Currently, there are two editions of Bergman's unforgettable classic on DVD released by Criterion. The theatrical version ($29.95) is the Academy Award winning 188-minute version which most of us are at least remotely familiar with & the special five disc edition ($59.95) which includes the complete theatrical version as well as the five hour Director's Cut. I, personally, hope to one day own that second five disc box as I've loved this film for years & consider it to be my favorite Bergman film thus far.
Unfortunately, I have little basis for comparison here (as my only prior exposure to Bergman has been with such classics as Smiles Of A Summer Night & his final opus Saraband), I am by no means qualified to judge the film against a Bergman "standard". However, I will say in confidence that I seriously doubt he has directed another film as flawless as Fanny & Alexander. This film is more than deserving of all the garnered accolades & high praise it's received over the past 20 some odd years. I could easily watch this film over & over only to discover something new with each viewing. Bergman's masterpiece is a film to admire, to embrace, & to relish for many more years to come.
As Christmas draws nearer, I'm absolutely determined to purchase the five disc edition as many reviews on amazon have described it as a truly beautiful experience that contains the metaphor of humanity's long walk. Supposedly, the character Alexander is a bit more fleshed out in the Director's intended cut which was originally made for Swedish television. There is more of the Christmas Eve party that begins the film. Especially meaningful is a long sequence between Fanny and Alexander and their doomed father, as he demonstrates the nature of storytelling with a simple chair. Thus, the 312 minute version is considered by many to be the most beautiful DVD release ever devoted to a single film. Although $59.95 does sound a bit pricey for one film, I daresay everything written in the amazon overview is rather enticing & tempting even for the cheap bastard such as myself.
Fanny & Alexander may very well be one of the most personal works of art Bergman ever created & fans of his work site this film as his warmest creation ever. Bergman drew upon his own childhood memories as the basis for his portrayal of the Ekdahls, an upper-class family whose celebrations & tribulations are seen through the eyes of Alexander, a 10 year old with an extremely vivid imagination. Through Alexander's eyes, the world of the late 19Th century comes to life much like the puppets do in the children's' theater. Bergman has created a film which undoubtedly opens your eyes & completely touches the heart.
Perhaps what I found most charming about Bergman's work was the Ekdahl family rather than just the children.

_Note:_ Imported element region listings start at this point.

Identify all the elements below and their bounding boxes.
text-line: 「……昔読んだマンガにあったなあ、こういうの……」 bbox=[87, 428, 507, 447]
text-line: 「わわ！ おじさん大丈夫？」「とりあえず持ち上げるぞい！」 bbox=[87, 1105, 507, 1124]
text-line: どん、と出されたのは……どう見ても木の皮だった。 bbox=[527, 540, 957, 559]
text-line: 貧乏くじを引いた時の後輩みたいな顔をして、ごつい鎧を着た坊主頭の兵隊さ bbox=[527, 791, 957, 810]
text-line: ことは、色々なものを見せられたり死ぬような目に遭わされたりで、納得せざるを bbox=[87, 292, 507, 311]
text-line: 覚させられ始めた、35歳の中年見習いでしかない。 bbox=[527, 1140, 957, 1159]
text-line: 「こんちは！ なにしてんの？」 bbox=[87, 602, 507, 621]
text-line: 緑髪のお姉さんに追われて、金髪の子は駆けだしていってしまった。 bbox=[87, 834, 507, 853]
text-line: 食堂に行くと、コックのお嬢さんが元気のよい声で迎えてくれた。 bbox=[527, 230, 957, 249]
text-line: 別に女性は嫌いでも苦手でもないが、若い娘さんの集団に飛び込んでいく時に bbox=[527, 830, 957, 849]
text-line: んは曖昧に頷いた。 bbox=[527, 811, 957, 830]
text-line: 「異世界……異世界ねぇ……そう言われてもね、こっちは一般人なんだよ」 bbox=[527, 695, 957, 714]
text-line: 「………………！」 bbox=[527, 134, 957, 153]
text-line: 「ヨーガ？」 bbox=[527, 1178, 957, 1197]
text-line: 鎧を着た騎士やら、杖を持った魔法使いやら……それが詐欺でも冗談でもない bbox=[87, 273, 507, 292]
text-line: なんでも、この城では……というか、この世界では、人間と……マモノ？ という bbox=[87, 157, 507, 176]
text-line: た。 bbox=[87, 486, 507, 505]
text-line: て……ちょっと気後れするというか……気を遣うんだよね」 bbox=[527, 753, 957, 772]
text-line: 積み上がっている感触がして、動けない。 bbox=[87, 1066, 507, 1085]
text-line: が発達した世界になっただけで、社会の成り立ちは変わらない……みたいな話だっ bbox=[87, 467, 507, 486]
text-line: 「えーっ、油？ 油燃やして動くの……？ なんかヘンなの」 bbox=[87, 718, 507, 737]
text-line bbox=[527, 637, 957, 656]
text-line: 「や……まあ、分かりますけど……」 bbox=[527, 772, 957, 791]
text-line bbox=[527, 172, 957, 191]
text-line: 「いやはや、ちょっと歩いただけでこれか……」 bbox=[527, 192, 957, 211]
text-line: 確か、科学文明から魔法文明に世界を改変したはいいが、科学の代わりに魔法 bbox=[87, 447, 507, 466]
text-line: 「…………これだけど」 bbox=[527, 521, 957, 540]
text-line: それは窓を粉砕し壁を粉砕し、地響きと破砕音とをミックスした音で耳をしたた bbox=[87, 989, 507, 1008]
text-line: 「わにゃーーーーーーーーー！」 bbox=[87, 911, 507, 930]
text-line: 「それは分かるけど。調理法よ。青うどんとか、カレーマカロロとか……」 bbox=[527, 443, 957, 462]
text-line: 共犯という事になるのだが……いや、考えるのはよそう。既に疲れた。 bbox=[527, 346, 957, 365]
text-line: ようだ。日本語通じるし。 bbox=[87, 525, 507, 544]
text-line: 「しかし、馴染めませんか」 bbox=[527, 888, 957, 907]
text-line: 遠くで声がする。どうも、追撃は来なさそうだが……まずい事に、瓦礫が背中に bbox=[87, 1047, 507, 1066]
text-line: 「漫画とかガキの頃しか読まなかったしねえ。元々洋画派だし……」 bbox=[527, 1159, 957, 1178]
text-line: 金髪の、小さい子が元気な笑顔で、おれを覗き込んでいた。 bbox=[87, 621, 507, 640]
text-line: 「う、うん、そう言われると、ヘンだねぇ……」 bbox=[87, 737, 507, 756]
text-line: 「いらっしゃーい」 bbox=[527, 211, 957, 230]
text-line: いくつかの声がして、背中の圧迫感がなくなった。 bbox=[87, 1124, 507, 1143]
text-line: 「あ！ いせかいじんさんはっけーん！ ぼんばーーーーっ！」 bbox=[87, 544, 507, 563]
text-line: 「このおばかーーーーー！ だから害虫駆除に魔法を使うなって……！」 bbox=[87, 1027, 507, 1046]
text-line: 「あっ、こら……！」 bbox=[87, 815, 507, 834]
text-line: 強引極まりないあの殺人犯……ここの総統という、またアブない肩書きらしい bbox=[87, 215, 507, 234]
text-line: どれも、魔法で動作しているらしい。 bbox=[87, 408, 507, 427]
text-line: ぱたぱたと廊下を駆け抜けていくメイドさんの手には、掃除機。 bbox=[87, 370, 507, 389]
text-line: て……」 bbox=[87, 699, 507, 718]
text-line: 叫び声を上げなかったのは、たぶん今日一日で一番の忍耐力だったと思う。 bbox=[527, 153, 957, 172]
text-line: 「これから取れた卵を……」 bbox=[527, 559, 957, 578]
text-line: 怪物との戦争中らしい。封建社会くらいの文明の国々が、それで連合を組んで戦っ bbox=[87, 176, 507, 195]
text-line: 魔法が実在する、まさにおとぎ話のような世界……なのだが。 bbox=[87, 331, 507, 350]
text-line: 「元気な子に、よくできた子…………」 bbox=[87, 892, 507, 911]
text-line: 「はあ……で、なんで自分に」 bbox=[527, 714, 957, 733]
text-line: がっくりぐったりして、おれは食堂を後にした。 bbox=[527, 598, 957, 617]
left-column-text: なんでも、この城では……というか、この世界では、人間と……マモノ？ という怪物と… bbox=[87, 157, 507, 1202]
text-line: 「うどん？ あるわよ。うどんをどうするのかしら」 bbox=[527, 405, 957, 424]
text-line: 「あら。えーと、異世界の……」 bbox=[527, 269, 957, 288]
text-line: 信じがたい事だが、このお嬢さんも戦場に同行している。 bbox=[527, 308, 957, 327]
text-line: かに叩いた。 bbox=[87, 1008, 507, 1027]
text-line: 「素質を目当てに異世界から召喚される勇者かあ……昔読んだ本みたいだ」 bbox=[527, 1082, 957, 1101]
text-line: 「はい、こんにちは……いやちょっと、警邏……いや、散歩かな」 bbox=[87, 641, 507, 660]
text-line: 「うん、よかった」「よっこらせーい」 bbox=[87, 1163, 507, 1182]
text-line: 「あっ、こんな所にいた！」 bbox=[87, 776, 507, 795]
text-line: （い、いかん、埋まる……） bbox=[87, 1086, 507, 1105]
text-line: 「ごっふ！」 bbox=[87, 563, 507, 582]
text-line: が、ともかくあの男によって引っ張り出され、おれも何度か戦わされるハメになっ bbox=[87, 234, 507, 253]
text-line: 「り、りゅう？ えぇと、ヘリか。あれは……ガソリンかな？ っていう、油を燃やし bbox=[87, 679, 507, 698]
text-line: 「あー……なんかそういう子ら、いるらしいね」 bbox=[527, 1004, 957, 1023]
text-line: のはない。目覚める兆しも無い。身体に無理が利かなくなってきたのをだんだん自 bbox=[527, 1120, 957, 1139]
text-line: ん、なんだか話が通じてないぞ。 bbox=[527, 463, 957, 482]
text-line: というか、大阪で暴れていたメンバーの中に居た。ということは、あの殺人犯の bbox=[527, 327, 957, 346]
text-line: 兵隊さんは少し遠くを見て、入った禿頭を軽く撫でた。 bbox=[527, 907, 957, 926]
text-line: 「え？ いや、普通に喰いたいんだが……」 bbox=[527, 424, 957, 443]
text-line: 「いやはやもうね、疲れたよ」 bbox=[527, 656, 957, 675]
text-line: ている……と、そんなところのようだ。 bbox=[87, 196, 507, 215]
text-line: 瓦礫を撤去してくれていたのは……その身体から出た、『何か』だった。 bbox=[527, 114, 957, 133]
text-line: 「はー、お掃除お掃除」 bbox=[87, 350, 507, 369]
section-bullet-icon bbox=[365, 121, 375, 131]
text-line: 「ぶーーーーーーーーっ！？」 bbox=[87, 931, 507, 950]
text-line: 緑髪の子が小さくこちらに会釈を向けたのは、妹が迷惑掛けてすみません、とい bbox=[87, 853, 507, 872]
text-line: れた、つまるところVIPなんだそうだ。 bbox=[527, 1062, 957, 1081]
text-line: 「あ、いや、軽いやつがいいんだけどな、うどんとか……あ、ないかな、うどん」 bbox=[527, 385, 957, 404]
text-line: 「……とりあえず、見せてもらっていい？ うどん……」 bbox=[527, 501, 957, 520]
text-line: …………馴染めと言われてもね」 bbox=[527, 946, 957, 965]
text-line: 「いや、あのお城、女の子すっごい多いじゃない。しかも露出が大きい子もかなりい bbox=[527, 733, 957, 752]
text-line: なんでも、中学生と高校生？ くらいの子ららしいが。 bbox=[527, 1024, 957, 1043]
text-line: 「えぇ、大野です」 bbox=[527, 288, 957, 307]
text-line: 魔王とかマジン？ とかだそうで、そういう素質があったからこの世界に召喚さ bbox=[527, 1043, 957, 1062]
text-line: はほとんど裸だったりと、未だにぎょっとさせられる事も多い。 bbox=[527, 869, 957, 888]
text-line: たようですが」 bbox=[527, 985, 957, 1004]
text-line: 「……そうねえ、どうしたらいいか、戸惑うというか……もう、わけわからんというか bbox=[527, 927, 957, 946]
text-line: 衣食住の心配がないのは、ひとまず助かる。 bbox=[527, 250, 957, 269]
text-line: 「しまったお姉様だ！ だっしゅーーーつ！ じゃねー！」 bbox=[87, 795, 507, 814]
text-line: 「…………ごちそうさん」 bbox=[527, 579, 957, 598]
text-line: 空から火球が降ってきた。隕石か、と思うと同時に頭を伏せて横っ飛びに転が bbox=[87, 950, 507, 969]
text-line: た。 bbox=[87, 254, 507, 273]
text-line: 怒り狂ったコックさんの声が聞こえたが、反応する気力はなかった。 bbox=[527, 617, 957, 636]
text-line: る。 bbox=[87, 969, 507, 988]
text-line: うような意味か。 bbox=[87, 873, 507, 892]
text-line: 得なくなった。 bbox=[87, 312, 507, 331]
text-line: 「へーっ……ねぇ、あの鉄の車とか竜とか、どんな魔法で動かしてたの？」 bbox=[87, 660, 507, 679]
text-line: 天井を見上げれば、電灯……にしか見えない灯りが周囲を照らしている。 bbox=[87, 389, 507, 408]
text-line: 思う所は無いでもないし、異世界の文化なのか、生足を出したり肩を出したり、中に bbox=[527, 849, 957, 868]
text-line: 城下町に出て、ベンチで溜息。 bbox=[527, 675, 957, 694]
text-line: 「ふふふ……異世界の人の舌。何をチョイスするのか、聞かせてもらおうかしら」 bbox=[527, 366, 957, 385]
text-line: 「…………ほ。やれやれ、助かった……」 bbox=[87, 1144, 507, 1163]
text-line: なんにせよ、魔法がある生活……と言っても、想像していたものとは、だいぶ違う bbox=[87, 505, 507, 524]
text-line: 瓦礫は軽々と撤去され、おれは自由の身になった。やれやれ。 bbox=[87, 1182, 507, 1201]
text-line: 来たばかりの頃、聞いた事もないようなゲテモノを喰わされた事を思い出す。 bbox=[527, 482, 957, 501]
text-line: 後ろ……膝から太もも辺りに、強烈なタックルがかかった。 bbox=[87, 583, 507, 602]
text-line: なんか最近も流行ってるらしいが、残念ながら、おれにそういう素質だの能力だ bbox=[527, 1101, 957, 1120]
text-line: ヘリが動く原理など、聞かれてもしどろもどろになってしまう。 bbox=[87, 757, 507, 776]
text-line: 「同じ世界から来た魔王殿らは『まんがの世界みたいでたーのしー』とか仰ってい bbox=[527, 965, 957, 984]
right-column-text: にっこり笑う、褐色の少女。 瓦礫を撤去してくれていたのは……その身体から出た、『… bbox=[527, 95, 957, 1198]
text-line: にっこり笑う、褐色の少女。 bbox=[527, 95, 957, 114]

I thoroughly enjoyed the fleshing out of the story as well as the rich development of all the characters under the Ekdahl family tree which allows us to become utterly engrossed from the opening scene until the very last frame. The Ekdahls have a great lust for life & tradition which is clearly seen in the early montages that set the stage for one remarkable family drama that viewers are unlikely to forget for a long time.
While the Ekdahl's would seem to have a truly close-knit family whose admiration & love exceeds all normal human capacity, Bergman allows us to see the chain of events which unfold after tragedy strikes. During the rehearsal of "Hamlet' , Oskar Ekdahl suddenly dies leaving behind Emilie & their two children Fanny & Alexander. Emilie, a wonderful mother & window, feels that her children need a father figure & proceeds to wed a cruel& domineering bishop. Love is "strong and hard" in the pastor's house. Thus, corporal punishment is interjected by the bishop & even his sister Henrietta. Emilie realizes only too late that her marriage to Bishop Edvard may have been a grand mistake.
Bergman's film is a delight in every sense of the word although it does remind one of the cruelties inflicted upon us in our formative years which may linger on in our minds. Although Fanny & Alexander does end on a fairly cheerful note, it's certainly not an easy film to digest nor would I would recommend it to viewers who aren't cognizant of Bergman's strong body of work. I would suggest something a bit lighter perhaps such as Smiles Of A Summer Night for Bergman newbies.